PS: I guess the "100 changes in 300 seconds" is being repeated.
PPS: No checkpoint files in the path. Is it normal?
My guess is that pgsync is still doing the initial sync? You should see some output in the console such as:
- book
|- publisher
|- book_language
|- author
| - city
| - country
| - continent
|- language
|- subject
- rating
[==================================================] 8/8 100%
[--------------------------------------------------] 0/0 0%
0:00:00.688371 (0.69 sec)
Syncing book Xlog: [0] => Db: [0] => Redis: [total = 0 pending = 0] => Elastic: [8] ...
Syncing book Xlog: [0] => Db: [0] => Redis: [total = 0 pending = 0] => Elastic: [8] ...
Syncing book Xlog: [0] => Db: [0] => Redis: [total = 0 pending = 0] => Elastic: [8] ...
Not seeing anything at all is unusual.
I missed the PYTHONUNBUFFERED=1
in my docker image, so will rerun after adding it.
I'll keep you posted the result.

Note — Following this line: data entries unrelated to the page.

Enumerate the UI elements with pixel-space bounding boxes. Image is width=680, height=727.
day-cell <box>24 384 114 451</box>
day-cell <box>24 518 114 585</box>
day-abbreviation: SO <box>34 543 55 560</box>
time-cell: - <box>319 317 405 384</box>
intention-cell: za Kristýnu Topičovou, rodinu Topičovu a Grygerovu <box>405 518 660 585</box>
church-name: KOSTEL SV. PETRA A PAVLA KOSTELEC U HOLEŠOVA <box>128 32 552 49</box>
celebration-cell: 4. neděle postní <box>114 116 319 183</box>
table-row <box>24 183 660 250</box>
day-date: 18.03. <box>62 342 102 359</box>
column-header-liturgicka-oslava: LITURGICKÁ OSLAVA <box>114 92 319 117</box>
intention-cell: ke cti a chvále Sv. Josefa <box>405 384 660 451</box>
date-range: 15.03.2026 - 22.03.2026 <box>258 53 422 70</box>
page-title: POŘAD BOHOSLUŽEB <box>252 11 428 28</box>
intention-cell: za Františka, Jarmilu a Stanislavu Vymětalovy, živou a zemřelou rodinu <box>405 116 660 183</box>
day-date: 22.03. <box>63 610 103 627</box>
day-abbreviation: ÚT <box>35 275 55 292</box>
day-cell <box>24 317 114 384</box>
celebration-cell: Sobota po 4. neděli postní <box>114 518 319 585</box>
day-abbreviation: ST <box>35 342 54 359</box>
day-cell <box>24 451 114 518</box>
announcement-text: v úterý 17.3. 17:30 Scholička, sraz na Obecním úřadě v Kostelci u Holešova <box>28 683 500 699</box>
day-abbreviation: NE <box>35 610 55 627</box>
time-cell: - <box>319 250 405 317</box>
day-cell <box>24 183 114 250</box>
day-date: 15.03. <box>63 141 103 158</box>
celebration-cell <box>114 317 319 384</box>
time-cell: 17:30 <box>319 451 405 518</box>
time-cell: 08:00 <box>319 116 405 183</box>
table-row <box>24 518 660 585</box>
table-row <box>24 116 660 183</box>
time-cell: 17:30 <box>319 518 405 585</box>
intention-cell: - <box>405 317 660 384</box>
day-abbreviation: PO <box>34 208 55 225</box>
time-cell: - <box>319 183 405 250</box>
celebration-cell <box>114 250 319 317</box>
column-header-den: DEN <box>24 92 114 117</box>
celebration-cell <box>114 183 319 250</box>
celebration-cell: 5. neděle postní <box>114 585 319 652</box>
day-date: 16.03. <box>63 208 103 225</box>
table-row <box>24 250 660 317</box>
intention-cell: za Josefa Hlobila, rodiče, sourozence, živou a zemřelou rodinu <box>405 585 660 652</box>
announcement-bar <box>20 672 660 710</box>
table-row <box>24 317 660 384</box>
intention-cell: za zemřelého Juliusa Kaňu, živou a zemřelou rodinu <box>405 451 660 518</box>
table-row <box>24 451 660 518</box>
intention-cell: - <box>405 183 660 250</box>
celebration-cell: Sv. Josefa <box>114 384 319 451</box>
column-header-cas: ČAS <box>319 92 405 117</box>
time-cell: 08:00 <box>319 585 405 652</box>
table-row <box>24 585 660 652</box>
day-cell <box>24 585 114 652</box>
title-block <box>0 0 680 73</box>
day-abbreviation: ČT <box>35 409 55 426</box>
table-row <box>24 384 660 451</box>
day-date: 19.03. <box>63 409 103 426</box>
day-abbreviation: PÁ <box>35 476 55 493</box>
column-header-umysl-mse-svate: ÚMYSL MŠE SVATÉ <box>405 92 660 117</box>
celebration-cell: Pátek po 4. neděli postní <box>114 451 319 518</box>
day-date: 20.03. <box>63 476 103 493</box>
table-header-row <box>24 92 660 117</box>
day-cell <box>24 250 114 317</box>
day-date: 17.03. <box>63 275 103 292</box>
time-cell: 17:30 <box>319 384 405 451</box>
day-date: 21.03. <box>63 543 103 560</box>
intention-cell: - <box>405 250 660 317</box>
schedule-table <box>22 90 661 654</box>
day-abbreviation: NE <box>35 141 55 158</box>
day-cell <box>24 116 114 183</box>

Thank you so much!
@jinserk might be worth re runing bootstrap and then restart pgsync?
- bootstrap -t schema.json
- bootstrap schema.json
- pgsync schema.json
PGSync version: 2.1.9
Postgres version: 11.12 (AWS RDS)
Elasticsearch version: 7.10.2
Redis version: 6.2.6
Python version: 3.9.9
Problem Description: I'm using the latest pypi pgsync in docker env. First indexing was successful but the following sync doesn't look to work.
I checked kibana and count the number of records in the index but it has not been changed.
Here is my env vars:
Is there anything I can check if the sync is working or not?